Other than being able to close over other values, the only difference is that these functions do not (yet) support mutual recursion (bug #177).

In the future we also intend to support lambda expressions (bug #165) and partial application (bug #164).

Variable declaration

VarDeclaration := 'var' Ident

This syntax declares a variable without giving it a value. It may be given a value with an assignment later. This is useful if a variable is given a value within branches of an if statement but it needs to be visible outside that statement.

For example:

var variable

Declares a new uninitislised variable.

Assignment

Assignment := Pattern ( ',' Pattern )* '=' TupleExpr

Pattern := Number
         | '[' ']'
         | '[' Pattern '|' Pattern ']'
         | 'var' Ident
         | '_'
         | QualifiedIdent ( '(' Pattern ',' ( Pattern ',' )+ ')' )?

The right-hand-side (RHS) of an assignment is a series of expressions separated by commas (a TupleExpr).

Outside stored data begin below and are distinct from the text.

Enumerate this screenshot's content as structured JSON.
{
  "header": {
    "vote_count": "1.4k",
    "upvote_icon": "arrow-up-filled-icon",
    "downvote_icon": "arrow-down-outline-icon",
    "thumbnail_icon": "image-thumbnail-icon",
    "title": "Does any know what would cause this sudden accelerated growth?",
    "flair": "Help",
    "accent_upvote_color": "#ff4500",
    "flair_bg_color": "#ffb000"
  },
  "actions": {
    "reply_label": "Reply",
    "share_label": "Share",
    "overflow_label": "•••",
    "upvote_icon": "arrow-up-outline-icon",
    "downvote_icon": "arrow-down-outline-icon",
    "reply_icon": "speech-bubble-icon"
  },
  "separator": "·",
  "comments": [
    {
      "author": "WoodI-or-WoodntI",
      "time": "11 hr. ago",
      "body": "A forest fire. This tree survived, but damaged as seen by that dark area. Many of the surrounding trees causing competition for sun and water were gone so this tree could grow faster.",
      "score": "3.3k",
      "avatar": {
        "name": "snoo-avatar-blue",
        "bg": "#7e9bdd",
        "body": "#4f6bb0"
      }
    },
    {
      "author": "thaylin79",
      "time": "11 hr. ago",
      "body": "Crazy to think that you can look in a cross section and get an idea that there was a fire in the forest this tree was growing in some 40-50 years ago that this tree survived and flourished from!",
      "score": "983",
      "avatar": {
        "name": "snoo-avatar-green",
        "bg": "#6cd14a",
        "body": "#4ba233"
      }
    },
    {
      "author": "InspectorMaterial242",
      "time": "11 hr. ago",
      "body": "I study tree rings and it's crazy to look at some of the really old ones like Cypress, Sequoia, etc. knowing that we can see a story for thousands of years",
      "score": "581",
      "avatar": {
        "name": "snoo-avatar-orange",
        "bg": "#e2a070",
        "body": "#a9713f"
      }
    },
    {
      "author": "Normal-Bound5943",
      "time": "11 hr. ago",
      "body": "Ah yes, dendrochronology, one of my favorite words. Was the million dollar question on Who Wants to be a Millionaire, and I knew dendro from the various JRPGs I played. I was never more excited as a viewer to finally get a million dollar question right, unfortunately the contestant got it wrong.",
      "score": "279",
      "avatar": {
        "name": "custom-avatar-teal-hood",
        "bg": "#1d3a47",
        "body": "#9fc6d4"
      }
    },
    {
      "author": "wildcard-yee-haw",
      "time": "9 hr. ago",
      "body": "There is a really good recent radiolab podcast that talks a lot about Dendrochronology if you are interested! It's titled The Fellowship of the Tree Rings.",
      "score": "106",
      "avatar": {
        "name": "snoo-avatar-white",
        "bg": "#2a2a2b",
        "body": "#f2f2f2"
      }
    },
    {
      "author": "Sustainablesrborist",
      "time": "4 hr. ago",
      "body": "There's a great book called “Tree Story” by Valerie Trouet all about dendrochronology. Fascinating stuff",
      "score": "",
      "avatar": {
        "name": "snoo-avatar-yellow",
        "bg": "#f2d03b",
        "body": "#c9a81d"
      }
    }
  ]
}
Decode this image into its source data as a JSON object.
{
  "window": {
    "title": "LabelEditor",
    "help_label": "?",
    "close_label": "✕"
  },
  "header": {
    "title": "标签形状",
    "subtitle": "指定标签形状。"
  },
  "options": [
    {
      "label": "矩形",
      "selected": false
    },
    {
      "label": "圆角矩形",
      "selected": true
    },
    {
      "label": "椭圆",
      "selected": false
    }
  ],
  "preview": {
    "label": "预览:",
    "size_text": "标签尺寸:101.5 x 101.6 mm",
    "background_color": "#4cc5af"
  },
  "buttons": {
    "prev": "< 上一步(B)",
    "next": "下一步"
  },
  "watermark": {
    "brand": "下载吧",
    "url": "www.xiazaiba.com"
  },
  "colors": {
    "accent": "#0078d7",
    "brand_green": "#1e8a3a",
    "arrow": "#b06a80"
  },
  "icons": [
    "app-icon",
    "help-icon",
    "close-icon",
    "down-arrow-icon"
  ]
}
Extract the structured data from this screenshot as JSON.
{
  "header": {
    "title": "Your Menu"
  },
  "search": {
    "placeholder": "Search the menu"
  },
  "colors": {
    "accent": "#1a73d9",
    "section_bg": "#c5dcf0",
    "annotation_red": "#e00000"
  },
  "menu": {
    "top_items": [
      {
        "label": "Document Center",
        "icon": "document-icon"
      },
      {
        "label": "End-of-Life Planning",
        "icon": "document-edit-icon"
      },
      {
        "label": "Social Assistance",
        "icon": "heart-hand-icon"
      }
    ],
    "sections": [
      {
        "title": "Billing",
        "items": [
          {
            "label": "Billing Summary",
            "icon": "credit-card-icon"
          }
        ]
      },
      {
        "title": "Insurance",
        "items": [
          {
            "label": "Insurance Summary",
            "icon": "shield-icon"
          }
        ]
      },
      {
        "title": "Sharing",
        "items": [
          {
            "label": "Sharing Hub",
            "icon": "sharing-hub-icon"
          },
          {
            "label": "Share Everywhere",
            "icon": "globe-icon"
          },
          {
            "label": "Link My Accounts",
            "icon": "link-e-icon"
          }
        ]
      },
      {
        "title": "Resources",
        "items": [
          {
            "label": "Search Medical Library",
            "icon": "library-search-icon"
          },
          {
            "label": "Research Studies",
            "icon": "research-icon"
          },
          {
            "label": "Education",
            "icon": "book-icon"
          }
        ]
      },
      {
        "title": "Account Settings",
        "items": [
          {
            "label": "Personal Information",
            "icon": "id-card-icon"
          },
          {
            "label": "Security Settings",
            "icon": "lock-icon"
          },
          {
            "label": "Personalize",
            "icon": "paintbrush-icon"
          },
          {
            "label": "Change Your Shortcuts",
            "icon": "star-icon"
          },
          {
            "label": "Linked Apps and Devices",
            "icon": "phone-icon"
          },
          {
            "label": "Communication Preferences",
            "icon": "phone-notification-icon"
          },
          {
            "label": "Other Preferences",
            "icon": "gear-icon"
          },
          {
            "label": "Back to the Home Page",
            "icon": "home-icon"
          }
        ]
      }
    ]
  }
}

More than one expression is used when there is more than one pattern on the left-hand-side. Sometimes a single expression is used when that expression’s arity matches the number of patterns (eg: a call that returns multiple values).

Plasma is a single assignment language. Variables have two possible states, uninitialised and initialised (aka assigned). Each variable can only be initialised once along any execution path, and must be initialised on each execution path that falls-through (see Environment).

In an assignment a pattern must be irrefutable (always matches), this means that only the last three syntactic forms of Pattern make sense in an assignment. The first may also be used if we allow refutable patterns in some contexts in the future.

Identifiers in the pattern must be, and are checked in this order: * Data constructors if followed by (. * New variables appearing fresh in the pattern (have the var keyword). * Uninitialised variables declared ahead of the pattern. * Data constructors (constants).

This is sound because (TODO): * The compiler will warn if a programmer shadows a constructor with a new variable. * The compiler will warn (lint level) if the programmer didn’t need to separate variable declaration from initialisation.

Examples:

variable = expr

Initialise a previously declared variable.

var variable = expr

Declares and initialises a new variable (this is preferred where possible).

var var1, var var2 = expr1, expr2

Both variables are declared, var1 is initialised to the value of expr1 and var2 to expr2.

var var1, var var2 = expr

The expression returns two values, var1 takes the first value and var2 the second.

var div, _ = div_and_quot(7, 5)

The wildcard symbol _ matches everything and is used to ignore the some values. The function call returns two values but only the first is captured.

Point(var x, var y) = expr

The expression returns the data constructor Point (irrefutably). Point is deconstructed and x and y are new variables that take the values from the Point.

You may also use the wildcard _ and other constructors (provided they’re irrefutable within a pattern.

var x
Point(x, _) = expr

The first statement declares the variable x and the second statement binds it.

Point(x, _) = expr

x is not a variable in this context and therefore it must be a data constructor, and must be matched irrefutably.

_ = close!(file)

Ignores the result of a function call that affects a resource.

Function call

Call := ExprPart1 '!'? '(' Expr ( , Expr )* ')'

Function calls often return values, however functions that do not return anything can be called as a statement. Such a function only makes sense if effects a resource, and therefore will have a !. However the grammar and semantics allow functions that don’t have an affect (the compiler will almost certainly optimize these away).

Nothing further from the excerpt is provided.